There remains a problem, however. When Bacon began pushing the technological ideology, Western civilization was full of meaning and wretchedly short on the material means of survival. Today we face the reverse situation: a society saturated in material comforts but almost devoid of meaning. Schools that see their job as preparing young people to meet the demands of a technology-driven world merely embrace and advance the idea that human needs are no longer our highest priority, that we must adapt to meet the demands of our machines. We may deliver our children into the world with tremendous technical power, but it is rarely with a well-developed sense of human purpose to guide its use.
If we are to alter that relationship, we will have to think of technological literacy in a new way. Perhaps we could call it technology awareness. Whatever its name, that kind of study, rather than technology training, is what needs to be integrated into the school curriculum. I am currently working with the Alliance for Childhood on a set of developmental guidelines to help educators create technology-awareness programs that help young people think about, not just with, technology. This is not the place to go into the details of those guidelines. What I want to emphasize here is that they share one fundamental feature: They situate technology within a set of human values rather than out in front of those values. They do not start by asking what children need to do to adapt to a machine world, but rather, which technologies can best serve human purposes at every educational level and how we can prepare children to make wise decisions about their use in the future.
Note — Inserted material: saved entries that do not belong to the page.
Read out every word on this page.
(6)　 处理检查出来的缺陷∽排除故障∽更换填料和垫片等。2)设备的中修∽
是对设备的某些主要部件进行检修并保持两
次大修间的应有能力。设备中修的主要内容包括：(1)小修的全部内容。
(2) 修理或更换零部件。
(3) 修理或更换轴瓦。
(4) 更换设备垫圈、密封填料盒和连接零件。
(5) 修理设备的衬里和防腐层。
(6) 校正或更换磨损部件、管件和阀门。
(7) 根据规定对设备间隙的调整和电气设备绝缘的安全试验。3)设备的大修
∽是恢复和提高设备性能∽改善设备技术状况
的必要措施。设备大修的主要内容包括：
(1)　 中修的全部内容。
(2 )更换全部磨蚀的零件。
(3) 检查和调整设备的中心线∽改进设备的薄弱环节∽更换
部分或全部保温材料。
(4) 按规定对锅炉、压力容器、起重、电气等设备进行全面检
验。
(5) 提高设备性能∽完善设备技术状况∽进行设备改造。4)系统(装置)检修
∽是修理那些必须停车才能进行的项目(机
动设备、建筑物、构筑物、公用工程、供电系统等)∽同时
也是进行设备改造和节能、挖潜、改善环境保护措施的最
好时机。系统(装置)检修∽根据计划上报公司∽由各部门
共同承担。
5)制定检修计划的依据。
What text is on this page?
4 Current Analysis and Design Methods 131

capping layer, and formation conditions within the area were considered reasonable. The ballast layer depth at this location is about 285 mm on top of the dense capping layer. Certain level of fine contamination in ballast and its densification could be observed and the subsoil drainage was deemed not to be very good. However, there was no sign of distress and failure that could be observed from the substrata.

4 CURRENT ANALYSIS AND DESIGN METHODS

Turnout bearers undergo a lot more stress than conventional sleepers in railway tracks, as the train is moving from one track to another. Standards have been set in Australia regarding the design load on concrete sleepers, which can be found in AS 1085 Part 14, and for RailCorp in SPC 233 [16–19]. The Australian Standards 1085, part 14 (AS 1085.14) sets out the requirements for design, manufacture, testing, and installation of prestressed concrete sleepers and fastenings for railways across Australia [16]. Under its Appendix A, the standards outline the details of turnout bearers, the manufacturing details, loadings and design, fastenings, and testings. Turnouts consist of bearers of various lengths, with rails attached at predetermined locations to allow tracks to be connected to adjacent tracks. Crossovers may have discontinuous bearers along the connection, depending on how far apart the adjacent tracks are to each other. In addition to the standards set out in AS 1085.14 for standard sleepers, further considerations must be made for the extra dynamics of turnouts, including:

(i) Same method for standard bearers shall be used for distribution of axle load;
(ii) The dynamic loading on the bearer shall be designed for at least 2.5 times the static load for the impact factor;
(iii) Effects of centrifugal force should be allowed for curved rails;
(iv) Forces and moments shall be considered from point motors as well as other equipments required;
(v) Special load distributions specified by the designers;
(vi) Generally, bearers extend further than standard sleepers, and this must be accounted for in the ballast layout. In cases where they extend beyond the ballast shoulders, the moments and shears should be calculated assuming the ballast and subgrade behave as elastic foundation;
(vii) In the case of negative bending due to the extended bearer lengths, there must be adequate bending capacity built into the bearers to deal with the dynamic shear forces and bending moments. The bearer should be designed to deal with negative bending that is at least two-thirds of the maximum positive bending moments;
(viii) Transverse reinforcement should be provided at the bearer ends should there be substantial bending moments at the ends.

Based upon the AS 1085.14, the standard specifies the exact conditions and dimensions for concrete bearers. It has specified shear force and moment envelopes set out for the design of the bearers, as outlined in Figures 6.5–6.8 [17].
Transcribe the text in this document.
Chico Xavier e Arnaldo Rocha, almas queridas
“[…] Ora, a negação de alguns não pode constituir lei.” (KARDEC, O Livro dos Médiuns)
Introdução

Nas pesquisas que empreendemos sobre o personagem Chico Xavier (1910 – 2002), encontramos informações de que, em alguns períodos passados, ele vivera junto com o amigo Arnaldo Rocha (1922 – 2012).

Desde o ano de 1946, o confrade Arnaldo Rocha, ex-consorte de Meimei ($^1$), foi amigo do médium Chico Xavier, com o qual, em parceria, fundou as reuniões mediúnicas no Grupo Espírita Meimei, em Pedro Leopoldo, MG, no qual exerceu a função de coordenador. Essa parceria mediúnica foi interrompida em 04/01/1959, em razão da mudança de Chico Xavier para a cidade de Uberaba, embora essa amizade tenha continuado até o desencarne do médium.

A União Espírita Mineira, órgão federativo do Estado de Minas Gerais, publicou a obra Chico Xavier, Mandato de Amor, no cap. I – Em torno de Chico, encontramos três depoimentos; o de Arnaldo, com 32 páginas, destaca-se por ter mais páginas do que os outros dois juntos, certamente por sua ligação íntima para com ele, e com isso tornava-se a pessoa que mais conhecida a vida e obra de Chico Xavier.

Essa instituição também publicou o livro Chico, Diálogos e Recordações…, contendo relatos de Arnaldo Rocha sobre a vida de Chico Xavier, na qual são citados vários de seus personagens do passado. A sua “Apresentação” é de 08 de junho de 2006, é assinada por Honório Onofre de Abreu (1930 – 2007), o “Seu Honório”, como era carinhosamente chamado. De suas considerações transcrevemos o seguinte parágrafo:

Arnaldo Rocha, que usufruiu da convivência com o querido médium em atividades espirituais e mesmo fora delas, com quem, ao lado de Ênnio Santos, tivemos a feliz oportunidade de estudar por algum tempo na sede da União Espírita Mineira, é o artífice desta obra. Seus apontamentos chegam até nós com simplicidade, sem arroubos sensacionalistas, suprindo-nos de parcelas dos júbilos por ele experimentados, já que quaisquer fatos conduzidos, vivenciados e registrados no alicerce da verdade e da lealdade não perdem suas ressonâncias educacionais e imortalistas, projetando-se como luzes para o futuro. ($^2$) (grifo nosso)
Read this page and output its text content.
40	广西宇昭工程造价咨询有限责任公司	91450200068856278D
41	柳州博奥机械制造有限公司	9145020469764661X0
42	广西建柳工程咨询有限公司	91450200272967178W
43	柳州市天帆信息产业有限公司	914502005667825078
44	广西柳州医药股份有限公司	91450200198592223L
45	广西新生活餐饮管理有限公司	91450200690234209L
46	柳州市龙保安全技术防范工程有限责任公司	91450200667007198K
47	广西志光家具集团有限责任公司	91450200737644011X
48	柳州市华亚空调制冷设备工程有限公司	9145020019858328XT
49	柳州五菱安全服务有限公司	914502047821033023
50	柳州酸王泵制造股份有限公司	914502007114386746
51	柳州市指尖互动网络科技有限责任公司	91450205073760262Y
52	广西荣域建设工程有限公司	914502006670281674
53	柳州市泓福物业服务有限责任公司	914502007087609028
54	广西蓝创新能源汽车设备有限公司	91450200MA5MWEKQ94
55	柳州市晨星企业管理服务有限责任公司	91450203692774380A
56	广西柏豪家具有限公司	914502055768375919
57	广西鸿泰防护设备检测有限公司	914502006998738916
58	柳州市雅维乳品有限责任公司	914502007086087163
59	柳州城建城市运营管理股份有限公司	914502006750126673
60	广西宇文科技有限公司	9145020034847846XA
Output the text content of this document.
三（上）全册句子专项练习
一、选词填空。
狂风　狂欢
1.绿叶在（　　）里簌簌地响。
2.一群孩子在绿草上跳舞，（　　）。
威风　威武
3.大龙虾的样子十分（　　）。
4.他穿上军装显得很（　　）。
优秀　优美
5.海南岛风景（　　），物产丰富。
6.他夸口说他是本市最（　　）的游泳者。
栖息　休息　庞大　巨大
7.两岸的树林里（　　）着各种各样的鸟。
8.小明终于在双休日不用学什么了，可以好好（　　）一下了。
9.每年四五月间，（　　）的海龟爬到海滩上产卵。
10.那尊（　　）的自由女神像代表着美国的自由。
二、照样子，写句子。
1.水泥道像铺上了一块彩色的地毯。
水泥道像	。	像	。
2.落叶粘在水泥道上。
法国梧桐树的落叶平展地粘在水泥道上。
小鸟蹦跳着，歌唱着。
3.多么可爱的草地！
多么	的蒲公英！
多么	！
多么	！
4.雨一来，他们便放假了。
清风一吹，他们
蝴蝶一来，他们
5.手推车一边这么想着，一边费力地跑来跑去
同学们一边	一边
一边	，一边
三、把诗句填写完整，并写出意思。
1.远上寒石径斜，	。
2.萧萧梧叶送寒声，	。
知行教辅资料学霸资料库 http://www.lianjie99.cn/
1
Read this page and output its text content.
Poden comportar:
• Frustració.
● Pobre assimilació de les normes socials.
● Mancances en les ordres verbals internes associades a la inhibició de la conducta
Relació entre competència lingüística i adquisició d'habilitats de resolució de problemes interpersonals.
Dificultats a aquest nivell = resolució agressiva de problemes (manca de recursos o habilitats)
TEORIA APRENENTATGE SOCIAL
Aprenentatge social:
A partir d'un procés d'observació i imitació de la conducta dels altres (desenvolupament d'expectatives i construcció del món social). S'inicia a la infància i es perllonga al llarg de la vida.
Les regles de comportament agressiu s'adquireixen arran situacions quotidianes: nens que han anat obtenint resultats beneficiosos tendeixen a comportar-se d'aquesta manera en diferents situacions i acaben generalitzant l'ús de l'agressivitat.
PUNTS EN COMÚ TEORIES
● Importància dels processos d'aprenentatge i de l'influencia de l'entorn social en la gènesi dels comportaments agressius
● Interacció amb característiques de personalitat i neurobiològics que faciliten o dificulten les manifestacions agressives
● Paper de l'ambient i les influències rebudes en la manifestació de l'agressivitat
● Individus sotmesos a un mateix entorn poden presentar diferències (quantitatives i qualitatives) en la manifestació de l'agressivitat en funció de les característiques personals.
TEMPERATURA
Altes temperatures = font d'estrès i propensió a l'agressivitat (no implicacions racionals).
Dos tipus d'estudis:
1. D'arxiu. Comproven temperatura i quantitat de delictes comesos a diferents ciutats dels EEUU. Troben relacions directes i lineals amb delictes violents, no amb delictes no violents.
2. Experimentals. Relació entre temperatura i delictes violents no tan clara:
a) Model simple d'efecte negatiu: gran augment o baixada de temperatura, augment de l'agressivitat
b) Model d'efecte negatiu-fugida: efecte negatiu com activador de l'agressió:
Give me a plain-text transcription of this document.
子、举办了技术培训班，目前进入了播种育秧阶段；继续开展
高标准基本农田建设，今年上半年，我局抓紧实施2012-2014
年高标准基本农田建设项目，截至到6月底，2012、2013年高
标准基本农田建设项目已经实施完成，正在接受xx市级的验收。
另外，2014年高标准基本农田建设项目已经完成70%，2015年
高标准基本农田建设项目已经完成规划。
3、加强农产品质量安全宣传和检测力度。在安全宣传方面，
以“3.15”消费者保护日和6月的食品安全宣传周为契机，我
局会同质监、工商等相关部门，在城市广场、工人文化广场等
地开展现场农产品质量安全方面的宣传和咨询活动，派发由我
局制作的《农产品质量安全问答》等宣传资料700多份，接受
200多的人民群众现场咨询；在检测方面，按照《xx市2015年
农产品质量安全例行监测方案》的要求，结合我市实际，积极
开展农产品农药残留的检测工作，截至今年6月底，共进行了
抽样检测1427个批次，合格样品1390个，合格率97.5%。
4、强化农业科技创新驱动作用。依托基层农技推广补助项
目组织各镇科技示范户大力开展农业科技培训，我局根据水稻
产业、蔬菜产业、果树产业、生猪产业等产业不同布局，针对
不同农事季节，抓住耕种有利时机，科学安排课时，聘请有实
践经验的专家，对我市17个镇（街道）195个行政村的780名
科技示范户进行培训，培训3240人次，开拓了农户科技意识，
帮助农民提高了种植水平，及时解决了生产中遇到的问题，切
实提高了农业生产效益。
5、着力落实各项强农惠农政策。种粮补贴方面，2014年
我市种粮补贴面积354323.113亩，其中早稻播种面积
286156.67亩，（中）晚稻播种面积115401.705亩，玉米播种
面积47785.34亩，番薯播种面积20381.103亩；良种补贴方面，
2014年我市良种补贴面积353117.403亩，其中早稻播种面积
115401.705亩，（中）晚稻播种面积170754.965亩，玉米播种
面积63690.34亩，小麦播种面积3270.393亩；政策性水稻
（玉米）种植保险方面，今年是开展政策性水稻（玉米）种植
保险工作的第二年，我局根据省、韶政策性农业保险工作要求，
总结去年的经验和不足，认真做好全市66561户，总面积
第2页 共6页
The most daunting problems facing our society–drugs, violence, racism, poverty, the dissolution of family and community, and certainly war–are all matters of human purpose and meaning. Filling schools with computers will not help find the answers to why the freest nation in the world has the highest percentage of citizens behind bars or why the wealthiest nation in history condemns a sixth of its children to poverty.
So it seems that we are faced with a remarkable irony: that in an age of increasing artificiality, children first need to sink their hands deeply into what is real; that in an age of light-speed communication, it is crucial that children take the time to develop their own inner voice; that in an age of incredibly powerful machines we must first teach our children how to use the incredible powers that lie deep within themselves.
Lowell Monke is an assistant professor of education at Wittenberg University.